In 2012 the man moved to San Francisco and was examined at UCSF, where the clinicians obtained intraocular fluid for testing. Fuchs uveitis syndrome is known to be due to rubella, Dr. Doan notes. However, the majority of the patients with Fuchs present with inflammation in the front of the eye and in only one eye. “For this patient, the presentation was different,” she explains. “He had inflammation in the front and middle of the eye—both aqueous and vitreous compartments—and in both eyes.” Nonetheless, a viral cause was sought given his characteristic clinical findings (Fig. 1).

Fig. 1. Ocular findings of a 40-year-old man with bilateral, idiopathic chronic anterior and intermediate uveitis. The top panels show different colored irises (heterochromia) between the right and left eyes and transillumination defects that are prominent in the left eye because of iris atrophy (lower panels). These findings are suggestive of viral-related uveitis. (From Doan T, et al. Genome Med. 2016;8[1]:90. Original publisher: BioMed Central.)

At one point, the patient had a diagnostic and therapeutic vitrectomy—removal of all vitreous fluid—and the fluid was sent for testing. “In ophthalmology, we are very elementary in microbiology diagnosis compared to neurology and other fields,” Dr. Doan says. “Here at the Proctor Foundation we have one of the biggest panels available in the U.S., and we only do PCR for four organisms—herpes simplex virus, Toxoplasma, varicella-zoster virus, and cytomegalovirus—as well as bacterial and fungal cultures.” Again, all tests were negative.

“Without an infectious cause, I was about to go to immunosuppression again,” Dr. Doan says.

She had one last recourse. She knew about Dr. DeRisi and Dr. Wilson’s work with MDS in the encephalitis case. So she sought their help in using MDS on the uveitis patient. “We were able to adapt the technology to analyze the patient’s aqueous fluid,” Dr. Doan says. When she saw the result, she says, “I almost fell off my chair. It clearly showed rubella virus. There was no doubt that it was the organism.” Later, the patient reported he had a full body rash and fever that resolved quickly when he was 17 years old.

The sequencing was done in Dr. DeRisi’s research laboratory. To verify the result in a CLIA-certified facility for clinical diagnostic purposes, they had the California Department of Public Health do PCR for rubella, which validated the MDS finding. Rubella was confirmed also at the Centers for Disease Control and Prevention.
“In neurology and ophthalmology pretty much the first thing to do is to determine whether the patient has an infectious or autoimmune etiology,” Dr. Doan says. “If you make a mistake, the patient can potentially die. This technology is perfect for that situation.” It can not only give a positive diagnosis but also rule out infection. “If we can’t find a pathogen [with MDS], it’s probably not there,” she says. “Then you can feel comfortable to give the patient steroids.”

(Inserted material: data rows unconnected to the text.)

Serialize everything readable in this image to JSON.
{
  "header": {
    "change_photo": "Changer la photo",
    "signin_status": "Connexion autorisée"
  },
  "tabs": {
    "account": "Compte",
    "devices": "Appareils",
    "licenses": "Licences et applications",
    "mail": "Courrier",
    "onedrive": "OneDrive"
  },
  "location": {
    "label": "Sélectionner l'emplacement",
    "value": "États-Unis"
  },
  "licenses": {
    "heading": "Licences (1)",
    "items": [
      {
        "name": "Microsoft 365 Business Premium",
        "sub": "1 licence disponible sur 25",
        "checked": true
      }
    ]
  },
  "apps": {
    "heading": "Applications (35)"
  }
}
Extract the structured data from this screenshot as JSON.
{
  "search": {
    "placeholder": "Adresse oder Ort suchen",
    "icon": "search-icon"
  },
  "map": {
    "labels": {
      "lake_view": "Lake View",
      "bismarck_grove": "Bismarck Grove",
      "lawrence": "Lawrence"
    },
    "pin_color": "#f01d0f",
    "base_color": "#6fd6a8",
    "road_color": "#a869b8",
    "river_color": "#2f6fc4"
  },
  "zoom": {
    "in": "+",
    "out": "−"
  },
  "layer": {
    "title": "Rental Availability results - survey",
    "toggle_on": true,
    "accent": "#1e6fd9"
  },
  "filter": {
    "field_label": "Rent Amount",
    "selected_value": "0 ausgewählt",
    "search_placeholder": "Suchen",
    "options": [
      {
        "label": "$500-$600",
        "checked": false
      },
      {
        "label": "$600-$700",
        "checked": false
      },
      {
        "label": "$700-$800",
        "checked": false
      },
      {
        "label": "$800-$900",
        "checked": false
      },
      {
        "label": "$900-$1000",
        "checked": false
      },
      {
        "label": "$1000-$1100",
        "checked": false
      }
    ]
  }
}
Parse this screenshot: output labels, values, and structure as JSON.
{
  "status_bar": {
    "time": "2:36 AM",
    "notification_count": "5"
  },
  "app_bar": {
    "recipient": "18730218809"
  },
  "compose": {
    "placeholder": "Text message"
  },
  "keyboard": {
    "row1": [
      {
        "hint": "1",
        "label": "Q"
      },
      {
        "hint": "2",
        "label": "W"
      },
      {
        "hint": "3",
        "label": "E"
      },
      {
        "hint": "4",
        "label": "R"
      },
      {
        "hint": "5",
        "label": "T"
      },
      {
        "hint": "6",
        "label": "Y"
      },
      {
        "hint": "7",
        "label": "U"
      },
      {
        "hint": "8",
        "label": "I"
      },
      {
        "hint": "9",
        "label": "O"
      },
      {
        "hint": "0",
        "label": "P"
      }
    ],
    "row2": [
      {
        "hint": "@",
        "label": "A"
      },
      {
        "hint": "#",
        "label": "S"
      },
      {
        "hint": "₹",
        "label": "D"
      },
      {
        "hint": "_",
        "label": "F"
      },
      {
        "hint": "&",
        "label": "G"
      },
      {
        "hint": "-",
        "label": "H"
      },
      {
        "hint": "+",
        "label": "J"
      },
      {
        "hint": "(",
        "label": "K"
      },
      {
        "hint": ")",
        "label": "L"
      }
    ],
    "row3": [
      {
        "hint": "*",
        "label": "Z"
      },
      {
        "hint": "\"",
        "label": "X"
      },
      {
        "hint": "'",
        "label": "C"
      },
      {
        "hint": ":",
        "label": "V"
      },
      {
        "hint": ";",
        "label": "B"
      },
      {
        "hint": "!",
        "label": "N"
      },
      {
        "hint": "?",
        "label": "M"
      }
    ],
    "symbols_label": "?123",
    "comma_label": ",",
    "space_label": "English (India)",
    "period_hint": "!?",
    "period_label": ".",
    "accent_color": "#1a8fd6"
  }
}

On the other hand, Dr. Doan calls giving steroids in the face of an undiagnosed infection “a futile treatment.

“It makes inflammation worse. Now I know how to manage this patient. It doesn’t have to be anti-inflammatory drugs or immunosuppression.”

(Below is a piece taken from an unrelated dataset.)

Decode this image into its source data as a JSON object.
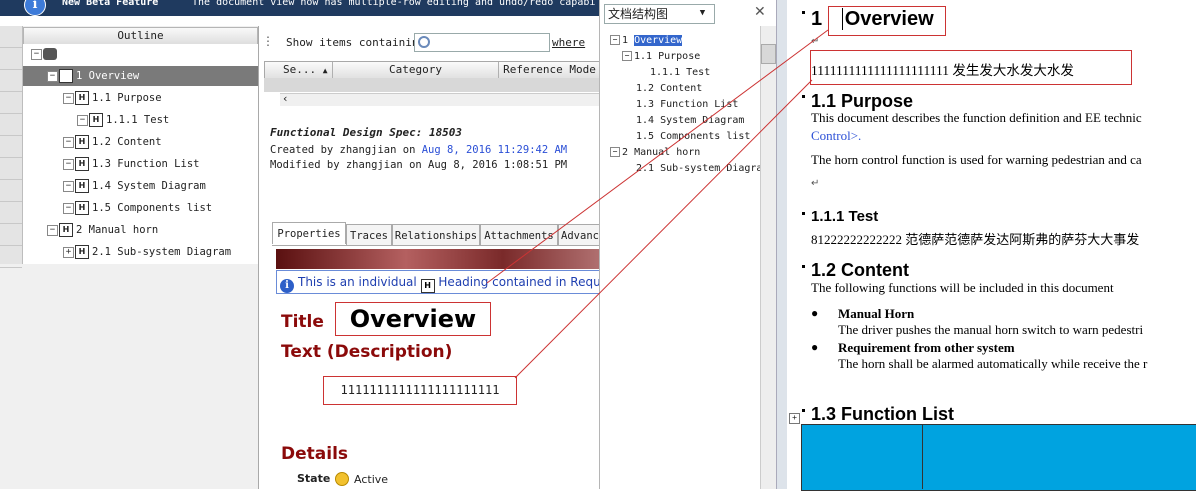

Unfortunately, there is no specific antiviral agent for rubella, as there is for herpes. Supportive treatment would be to control high eye pressure and, most important, to do no harm. The latter principle is not simply anodyne. “This patient was on high-dose prednisone for many months and now has osteoporosis as a result,” Dr. Doan says. Perhaps future patients with uveitis from an infectious agent will not have to be subject to futile therapy.